What’s your strategy for putting an exit plan together?

Our exit planning strategy is in three stages: discovery, prepare and decide. You need to assess not just the business itself, but your own personal goals and future financial picture. Most small business owners have 80 to 90 percent of their assets tied up in their business.

For the formal evaluation of the value of the business, you can determine what you might expect to sell your business for from comparable sales in the industry and in your geographic location,

By doing a deep analysis of the business, we can determine if anything is holding the company back from maximizing the most value upon its sale. What’s out there that could reduce the potential sales price and what are the ways we can fix those?

Do you have too few customers? Are 80 percent of your revenues, for instance, generated by one or two buyers?
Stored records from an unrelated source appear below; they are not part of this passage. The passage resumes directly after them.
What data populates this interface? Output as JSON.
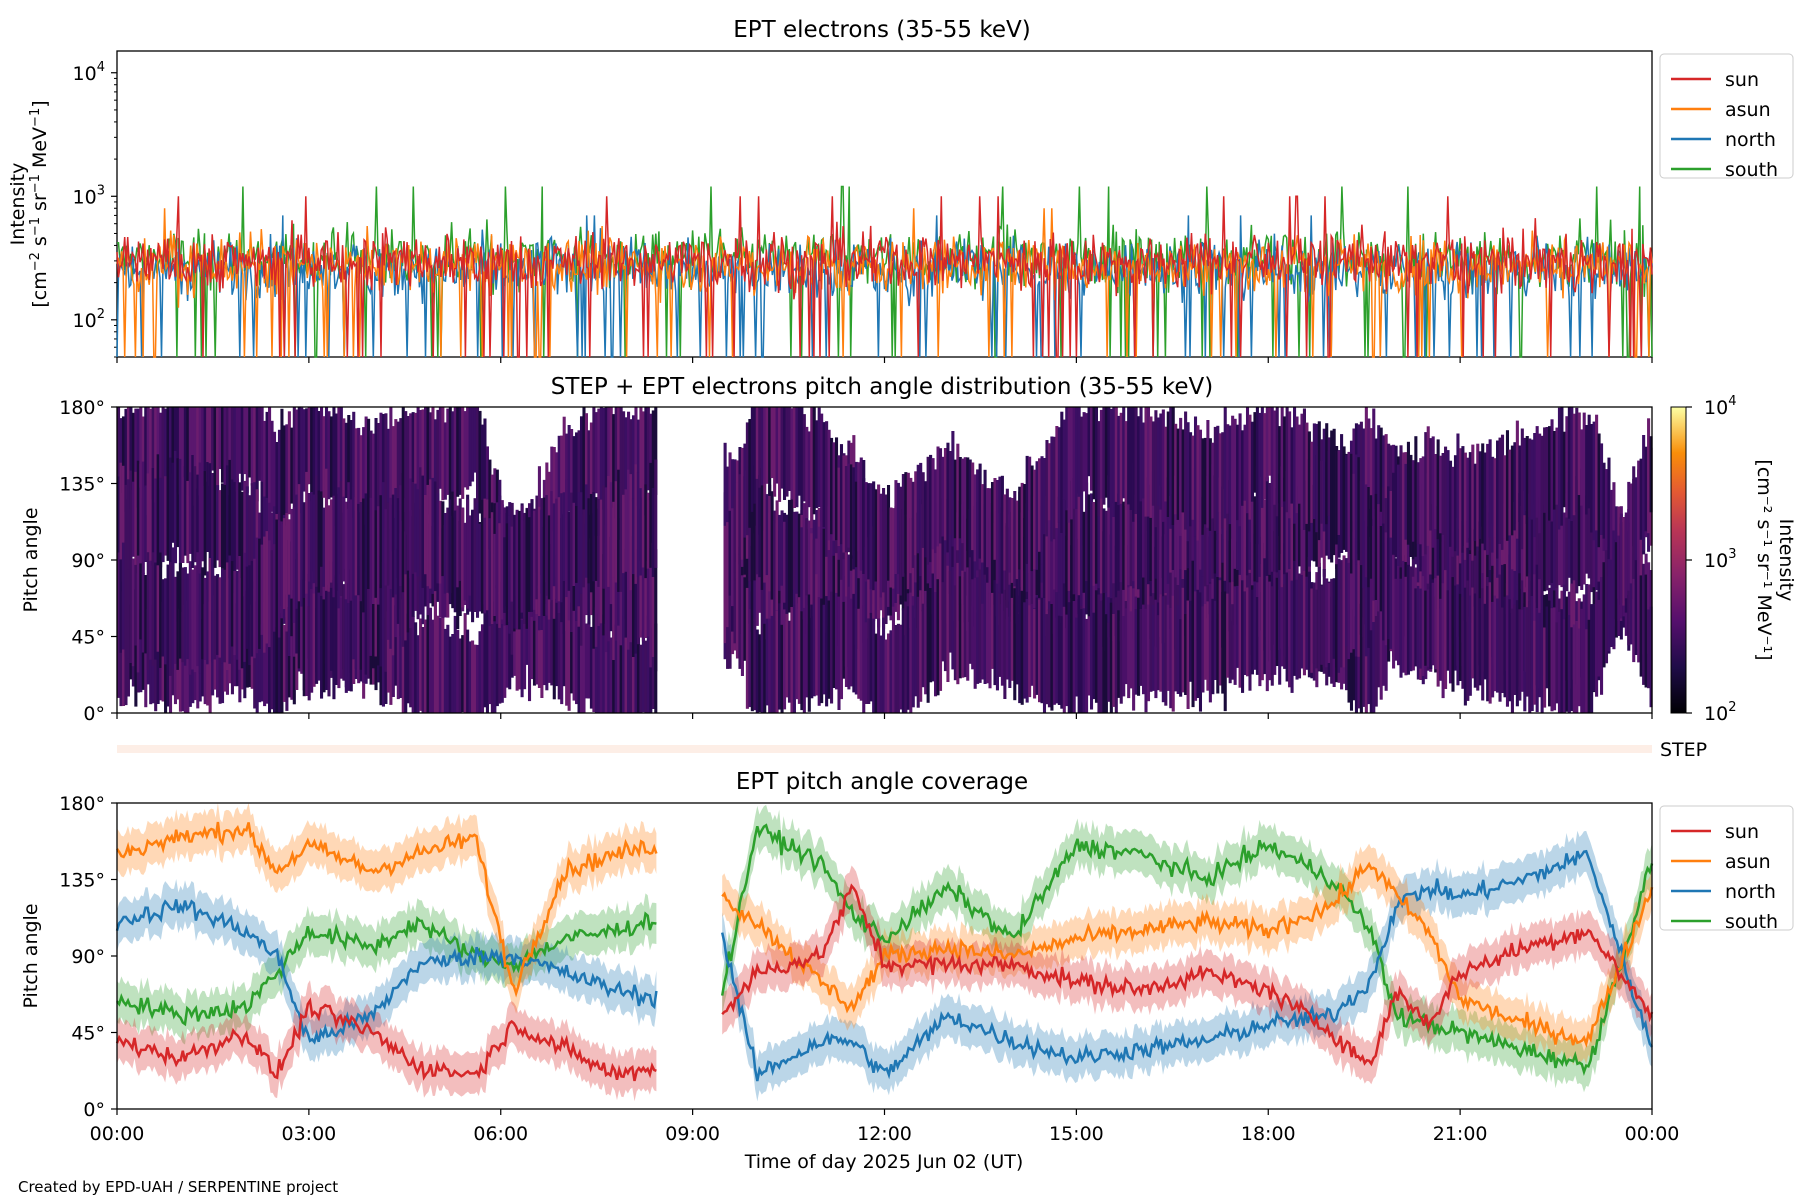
{
  "figure_credit": "Created by EPD-UAH / SERPENTINE project",
  "colors": {
    "sun": "#d62728",
    "asun": "#ff7f0e",
    "north": "#1f77b4",
    "south": "#2ca02c"
  },
  "chart_data": [
    {
      "type": "line",
      "title": "EPT electrons (35-55 keV)",
      "xlabel": "",
      "ylabel_line1": "Intensity",
      "ylabel_line2_parts": [
        "[cm",
        "−2",
        " s",
        "−1",
        " sr",
        "−1",
        " MeV",
        "−1",
        "]"
      ],
      "yscale": "log",
      "ylim": [
        50,
        15000
      ],
      "yticks": [
        {
          "value": 100,
          "base": "10",
          "exp": "2"
        },
        {
          "value": 1000,
          "base": "10",
          "exp": "3"
        },
        {
          "value": 10000,
          "base": "10",
          "exp": "4"
        }
      ],
      "xlim_hours": [
        0,
        24
      ],
      "x_ticks_hours": [
        0,
        3,
        6,
        9,
        12,
        15,
        18,
        21,
        24
      ],
      "legend_position": "outside-right-top",
      "series": [
        {
          "name": "sun",
          "typical_range": [
            60,
            1000
          ],
          "median": 300
        },
        {
          "name": "asun",
          "typical_range": [
            50,
            800
          ],
          "median": 280
        },
        {
          "name": "north",
          "typical_range": [
            50,
            700
          ],
          "median": 260
        },
        {
          "name": "south",
          "typical_range": [
            60,
            1200
          ],
          "median": 320
        }
      ]
    },
    {
      "type": "heatmap",
      "title": "STEP + EPT electrons pitch angle distribution (35-55 keV)",
      "ylabel": "Pitch angle",
      "ylim": [
        0,
        180
      ],
      "yticks": [
        "0°",
        "45°",
        "90°",
        "135°",
        "180°"
      ],
      "xlim_hours": [
        0,
        24
      ],
      "data_gap_hours": [
        8.45,
        9.5
      ],
      "colorbar": {
        "label_line1": "Intensity",
        "label_line2": "[cm⁻² s⁻¹ sr⁻¹ MeV⁻¹]",
        "scale": "log",
        "range": [
          100,
          10000
        ],
        "ticks": [
          {
            "value": 100,
            "base": "10",
            "exp": "2"
          },
          {
            "value": 1000,
            "base": "10",
            "exp": "3"
          },
          {
            "value": 10000,
            "base": "10",
            "exp": "4"
          }
        ],
        "colormap": "inferno",
        "typical_value": 250
      }
    },
    {
      "type": "bar",
      "name": "STEP",
      "label": "STEP",
      "description_value": "constant strip"
    },
    {
      "type": "line",
      "title": "EPT pitch angle coverage",
      "xlabel": "Time of day 2025 Jun 02 (UT)",
      "ylabel": "Pitch angle",
      "ylim": [
        0,
        180
      ],
      "yticks": [
        "0°",
        "45°",
        "90°",
        "135°",
        "180°"
      ],
      "xlim_hours": [
        0,
        24
      ],
      "x_tick_labels": [
        "00:00",
        "03:00",
        "06:00",
        "09:00",
        "12:00",
        "15:00",
        "18:00",
        "21:00",
        "00:00"
      ],
      "data_gap_hours": [
        8.45,
        9.45
      ],
      "band_halfwidth_deg": 12,
      "legend_position": "outside-right-top",
      "series": [
        {
          "name": "sun",
          "keyframes": [
            [
              0,
              40
            ],
            [
              1,
              30
            ],
            [
              2,
              45
            ],
            [
              2.5,
              20
            ],
            [
              3,
              60
            ],
            [
              4,
              45
            ],
            [
              4.7,
              25
            ],
            [
              5.6,
              20
            ],
            [
              6.2,
              50
            ],
            [
              7,
              35
            ],
            [
              7.8,
              20
            ],
            [
              8.45,
              25
            ],
            [
              9.45,
              55
            ],
            [
              10,
              80
            ],
            [
              11,
              90
            ],
            [
              11.5,
              130
            ],
            [
              12,
              85
            ],
            [
              13,
              85
            ],
            [
              14,
              85
            ],
            [
              15,
              75
            ],
            [
              16,
              70
            ],
            [
              17,
              80
            ],
            [
              18,
              70
            ],
            [
              19,
              45
            ],
            [
              19.6,
              25
            ],
            [
              20,
              70
            ],
            [
              20.5,
              50
            ],
            [
              21,
              80
            ],
            [
              22,
              95
            ],
            [
              23,
              105
            ],
            [
              24,
              55
            ]
          ]
        },
        {
          "name": "asun",
          "keyframes": [
            [
              0,
              150
            ],
            [
              1,
              160
            ],
            [
              2,
              165
            ],
            [
              2.5,
              140
            ],
            [
              3,
              155
            ],
            [
              4,
              140
            ],
            [
              4.7,
              150
            ],
            [
              5.6,
              160
            ],
            [
              6.2,
              70
            ],
            [
              7,
              140
            ],
            [
              7.8,
              150
            ],
            [
              8.45,
              155
            ],
            [
              9.45,
              125
            ],
            [
              10,
              110
            ],
            [
              11,
              75
            ],
            [
              11.5,
              60
            ],
            [
              12,
              90
            ],
            [
              13,
              95
            ],
            [
              14,
              90
            ],
            [
              15,
              100
            ],
            [
              16,
              105
            ],
            [
              17,
              110
            ],
            [
              18,
              105
            ],
            [
              19,
              120
            ],
            [
              19.6,
              145
            ],
            [
              20,
              125
            ],
            [
              20.5,
              105
            ],
            [
              21,
              65
            ],
            [
              22,
              50
            ],
            [
              23,
              40
            ],
            [
              24,
              130
            ]
          ]
        },
        {
          "name": "north",
          "keyframes": [
            [
              0,
              110
            ],
            [
              1,
              120
            ],
            [
              2,
              105
            ],
            [
              2.5,
              90
            ],
            [
              3,
              40
            ],
            [
              4,
              55
            ],
            [
              4.7,
              85
            ],
            [
              5.6,
              90
            ],
            [
              6.2,
              90
            ],
            [
              7,
              80
            ],
            [
              7.8,
              70
            ],
            [
              8.45,
              65
            ],
            [
              9.45,
              105
            ],
            [
              10,
              20
            ],
            [
              11,
              40
            ],
            [
              11.5,
              40
            ],
            [
              12,
              20
            ],
            [
              13,
              55
            ],
            [
              14,
              40
            ],
            [
              15,
              30
            ],
            [
              16,
              35
            ],
            [
              17,
              40
            ],
            [
              18,
              50
            ],
            [
              19,
              55
            ],
            [
              19.6,
              75
            ],
            [
              20,
              120
            ],
            [
              20.5,
              130
            ],
            [
              21,
              125
            ],
            [
              22,
              135
            ],
            [
              23,
              150
            ],
            [
              24,
              35
            ]
          ]
        },
        {
          "name": "south",
          "keyframes": [
            [
              0,
              65
            ],
            [
              1,
              55
            ],
            [
              2,
              60
            ],
            [
              2.5,
              80
            ],
            [
              3,
              105
            ],
            [
              4,
              95
            ],
            [
              4.7,
              110
            ],
            [
              5.6,
              90
            ],
            [
              6.2,
              85
            ],
            [
              7,
              100
            ],
            [
              7.8,
              105
            ],
            [
              8.45,
              112
            ],
            [
              9.45,
              65
            ],
            [
              10,
              165
            ],
            [
              11,
              145
            ],
            [
              11.5,
              115
            ],
            [
              12,
              100
            ],
            [
              13,
              130
            ],
            [
              14,
              100
            ],
            [
              15,
              155
            ],
            [
              16,
              150
            ],
            [
              17,
              135
            ],
            [
              18,
              155
            ],
            [
              19,
              135
            ],
            [
              19.6,
              105
            ],
            [
              20,
              55
            ],
            [
              20.5,
              50
            ],
            [
              21,
              45
            ],
            [
              22,
              35
            ],
            [
              23,
              25
            ],
            [
              24,
              145
            ]
          ]
        }
      ]
    }
  ]
}
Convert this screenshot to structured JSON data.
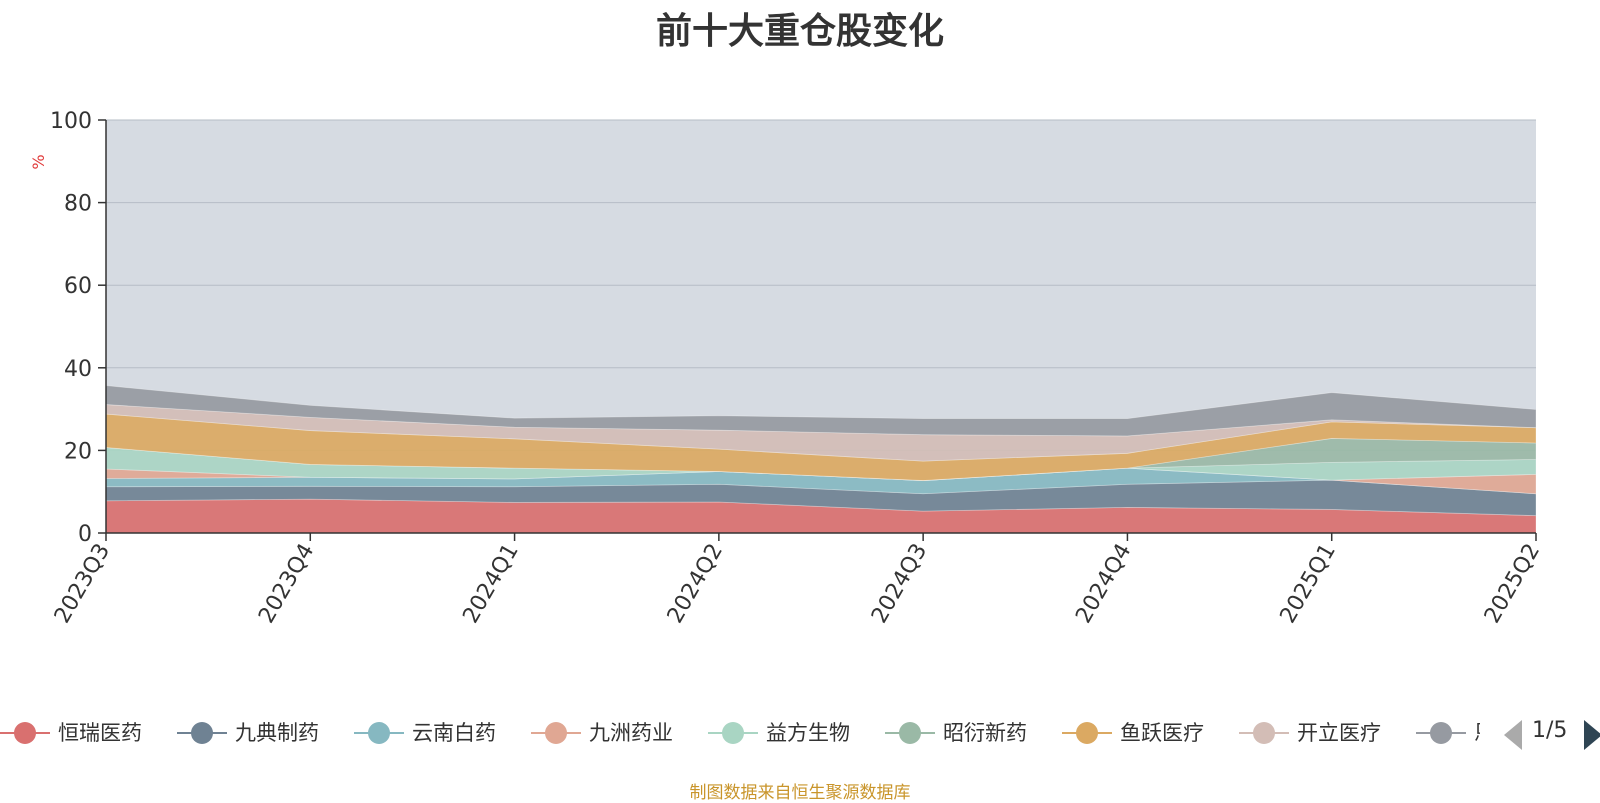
{
  "chart_data": {
    "type": "area",
    "title": "前十大重仓股变化",
    "ylabel": "%",
    "ylim": [
      0,
      100
    ],
    "yticks": [
      0,
      20,
      40,
      60,
      80,
      100
    ],
    "grid": true,
    "legend_position": "bottom",
    "categories": [
      "2023Q3",
      "2023Q4",
      "2024Q1",
      "2024Q2",
      "2024Q3",
      "2024Q4",
      "2025Q1",
      "2025Q2"
    ],
    "series": [
      {
        "name": "恒瑞医药",
        "color": "#d9706f",
        "values": [
          7.8,
          8.2,
          7.4,
          7.5,
          5.3,
          6.2,
          5.7,
          4.2
        ]
      },
      {
        "name": "九典制药",
        "color": "#6f8293",
        "values": [
          3.4,
          3.1,
          3.8,
          4.3,
          4.2,
          5.6,
          7.1,
          5.3
        ]
      },
      {
        "name": "云南白药",
        "color": "#86b8c1",
        "values": [
          2.0,
          2.2,
          1.9,
          3.1,
          3.2,
          3.9,
          0,
          0
        ]
      },
      {
        "name": "九洲药业",
        "color": "#e0a793",
        "values": [
          2.3,
          0,
          0,
          0,
          0,
          0,
          0,
          4.7
        ]
      },
      {
        "name": "益方生物",
        "color": "#a9d5c3",
        "values": [
          5.2,
          3.1,
          2.6,
          0,
          0,
          0,
          4.3,
          3.6
        ]
      },
      {
        "name": "昭衍新药",
        "color": "#9ab9a6",
        "values": [
          0,
          0,
          0,
          0,
          0,
          0,
          5.8,
          4.0
        ]
      },
      {
        "name": "鱼跃医疗",
        "color": "#dba962",
        "values": [
          8.1,
          8.2,
          7.1,
          5.4,
          4.7,
          3.6,
          4.0,
          3.7
        ]
      },
      {
        "name": "开立医疗",
        "color": "#d3bdb6",
        "values": [
          2.3,
          3.2,
          2.8,
          4.6,
          6.4,
          4.2,
          0.5,
          0
        ]
      },
      {
        "name": "恩华药业",
        "color": "#969aa1",
        "values": [
          4.6,
          2.9,
          2.2,
          3.5,
          3.9,
          4.2,
          6.6,
          4.4
        ]
      }
    ],
    "pager": {
      "current": 1,
      "total": 5
    }
  },
  "source_note": "制图数据来自恒生聚源数据库"
}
If so, that poses a risk. We want to make business owners diversify their customer base and spread out the risk.

We dig through all the positives and negatives of the company and try to fix things, so the sale is more in line with the business owner’s expectations.

Family issues might also work against a buyer if there are relatives working with you in management positions who might not stay after a sale or not be as happy working there.

When we get to the decide phase, we have found that about half of owners usually want to sell, about 20 percent want to leave it to family and about 18 percent want to close the business entirely.

What are some roadblocks for women owners planning to sell their businesses?

The fear of giving up what you’ve worked so hard on, and your identity. We see that with both men and women to tell you the truth.

You’ve created a business from nothing and built it up over 20 or 30 years. It really becomes your identity. And it’s your standing in the community. Women especially are concerned with how that company will continue to grow when it’s sold and if it will provide a positive impact to the community.

I had a client who built up a successful education business selling toys for toddlers, sold it and walked away. The company that took it over wasn’t doing a really good job, in her view. She had the ability to buy the company back a few years later and then rebuilt the company to three times what it was. Then she sold it off again, but she made absolutely sure that the new owners taking over saw eye-to-eye with her. And then she fully retired.

I know this sounds stereotypical, but are women business owners more emotional about letting go than men?

Not necessarily. Everyone has to do some serious soul searching. You have to ask: What am I going to do with myself after I sell my business and retire? I have spent my entire life dedicated to creating this legacy. Can I really walk away and move to the third stage of my life?

What if a business owner’s goal is to keep it in the family and pass it on to one of their children?

If you’re looking to transition to the second generation, you want to make sure the kids have the same vision toward growing that business as you did and be really positive they really are interested. While more than half of business owners’ adult children work for the business full- or part-time, few are interested in assuming ownership, according to the UBS report.

In fact, 82 percent of heirs would rather have money from the sale of the business than to inherit the business.

Among owners who are planning to give the business to family members, the top concerns include the future direction of the business, the successors’ ability to manage the business and the potential for strain on family relationships.

The UBS report found that 75 percent of business owners are unhappy with the process of selling their business. Why is that?

It’s because they haven’t taken the time to really think about, and discuss, what is going to happen next. Most owners are unhappy because they didn’t fully understand what it was going to be like not going to work every day doing what they’ve have done for the prior 30 years.

One final tip: Find a career or retirement coach to work with. This is a stressful time from a professional and personal perspective. It’s not all about the money. You need someone who can be unbiased and guide you through some of the big soulful questions and help you focus on staying open for what possibilities might lay ahead.

It’s not an ending. It’s a beginning.